De Facto Separation
De Facto Separation Law
What is a de facto relationship?
A de facto relationship is defined as a relationship between two people who live together in a marriage like relationship. There are indicators of a relationship which the Court may require to be satisfied and it can be a heterosexual or same sex relationship.
Separation refers to the time when a couple end their relationship and stop living together as a couple.
The Family Court of Western Australia have the requisite power to deal with the matters that arise in relation to the children of a separated de facto couple. This includes determining who the children are to live with, how much access the non-primary carer parent will have to the children, relocation of the primary carer parent and recovery of children removed from the jurisdiction without one parent’s consent.
New laws allow de facto couples to ask the Family Court to deal with their property issues where:
- they separated after 1 December 2002; and
- they were in a relationship for more than 2 years; or
- they lived in a de facto relationship for less than 2 years but that there is a child of the relationship under the age of 18 years and failure to make the order sought would result in serious injustice to the party caring or responsible for the child; or
- they have lived in a de facto relationship for less than 2 years but that the partner applying for the order has made substantial financial, non-financial or homemaker/parent contributions and failure to make the order would result in serious injustice; and
- they resided in Western Australia for at least a third of the time of the relationship.
If these circumstances do not apply the Supreme Court of Western Australia can register an agreement or make a decision relating to the couples’ property.
It is possible for a couple to reach an agreement in relation to the issues arising from separation.

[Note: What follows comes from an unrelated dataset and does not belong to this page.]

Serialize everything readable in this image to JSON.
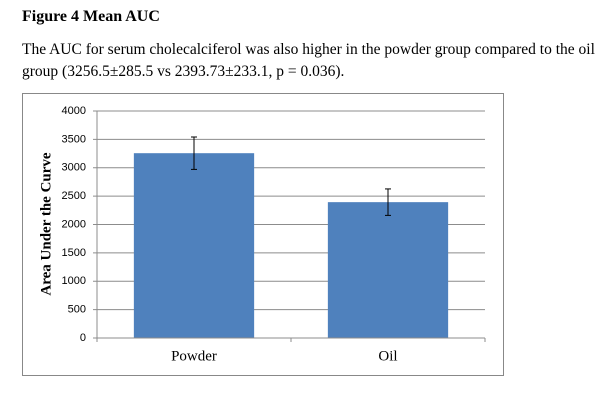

Where agreement is reached it is safer to make the agreement formal as informal agreements do not have the same binding effect as agreements which have been formalised by the Family Court.
Making the Agreement Formal
An agreement regarding children’s issues and/or property can be dealt with in a Form 11 Application to the Family Court which asks the Court to make “Consent Orders” in terms of the agreement.
Where a separated de facto couple do not meet the requirements to have their property matters dealt with by the Family Court, they can enter a deed of agreement or file consent orders with the Supreme Court.
Does a Lawyer Have to Draft an Agreement?
There is no formal requirement providing that a lawyer must prepare a Family Court agreement. When people are deciding whether they should ask a lawyer to help they should keep in mind just how important the agreement is – it may be ending their financial relationship or setting down arrangements for where their children will live. It is very important the agreement reflects what the separated couple intends and covers all important issues. Having someone with legal knowledge accurately prepare the agreement is a safeguard and essential to protect your rights.
Where There is no Agreement
Separated couples are not always able to reach agreement on all of the issues that may arise. In this case either party can apply to the appropriate Court to have the matter decided.
When a person separates they will need to consider whether their existing Will still reflects how they would like their estate to be distributed.
A de facto partner now has the right to claim a share in their partner’s estate if their partner dies without a Will.